Amazon has introduced a revolutionary AI tool for sellers, allowing them to transform existing product pages from other websites into comprehensive Amazon listings with just a URL copy-paste action. This innovation aims to simplify and speed up the process of creating detailed product descriptions on Amazon, enhancing efficiency and user experience for sellers. Powered by Amazon's cloud computing service AWS, this feature uses generative AI to analyze and replicate product information into new listings on Amazon's platform. This service will initially be available to US sellers and is expected to roll out progressively in the coming weeks. Additionally, Amazon has reported that over 100,000 sellers have already utilized its generative AI features, indicating significant interest and potential growth in this area. This development represents a significant stride in leveraging AI technology to improve online retail operations and seller experience.

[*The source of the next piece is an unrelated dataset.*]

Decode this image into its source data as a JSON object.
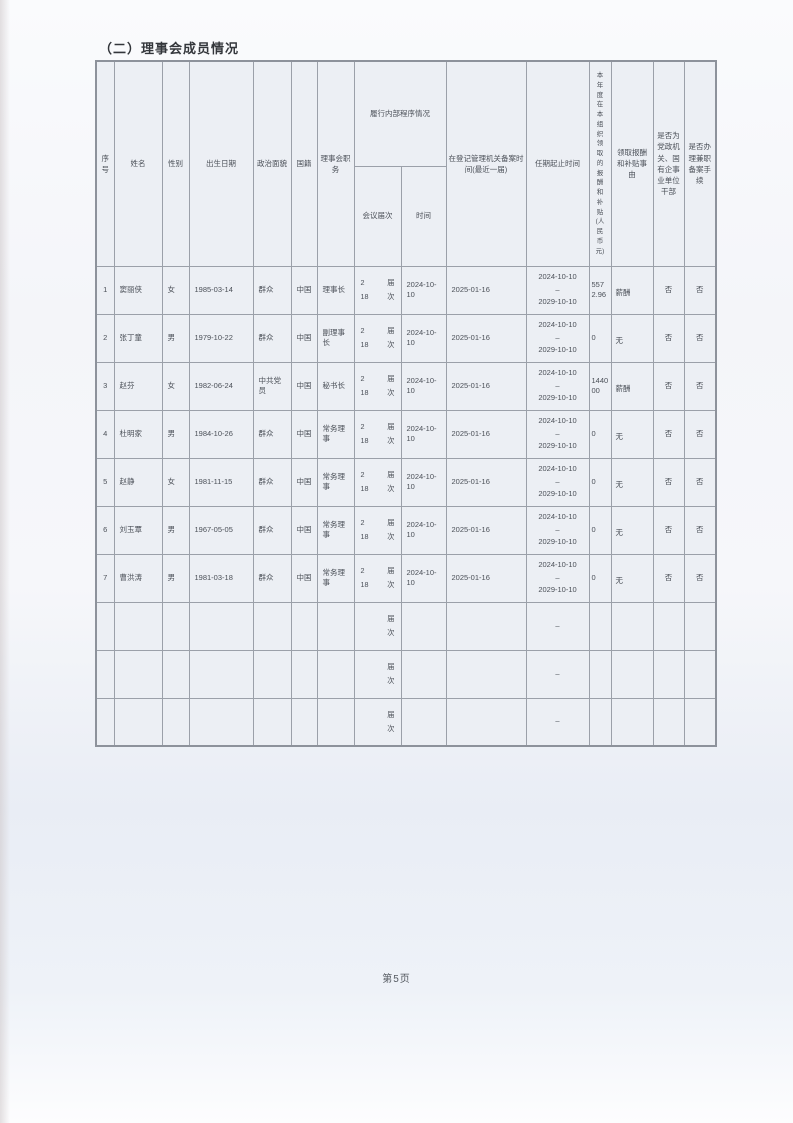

Oracle has recently unveiled a new suite of generative AI tools aimed at enhancing business operations, including finance, HR, and supply chain management. By integrating more than 50 generative AI features into its corporate software, Oracle aims to increase productivity, reduce costs, expand insights, and improve employee and customer experiences. These tools allow finance professionals to better interpret business trends, assist program managers in project planning, enable product specialists to create SEO-friendly descriptions, and help call center employees summarize interactions more efficiently. This strategic move is seen as an effort to strengthen Oracle's position against competitors like Microsoft by leveraging the same technology underpinning OpenAI's GPT-4, thus intensifying the competition within the enterprise software market. Oracle's initiative reflects the growing trend of incorporating AI to streamline complex business processes and offer innovative solutions to traditional problems.

💵 Venture Capital updates

HiLabs, a Maryland-based firm specializing in AI for healthcare data management, recently raised $39 million in a Series B funding round, bringing their total funding to around $41 million. Founded in 2014 and primarily serving health insurers, HiLabs aims to address the costly issue of dirty data in healthcare, which is estimated to cost the industry over $300 billion annually. Their cloud-based MCheck platform improves data quality by focusing on aspects such as provider data accuracy, clinical results, payment accuracy, and value-based care. This not only enhances operational efficiency and member satisfaction for insurers but also addresses patient challenges by improving provider directory accuracy and care management.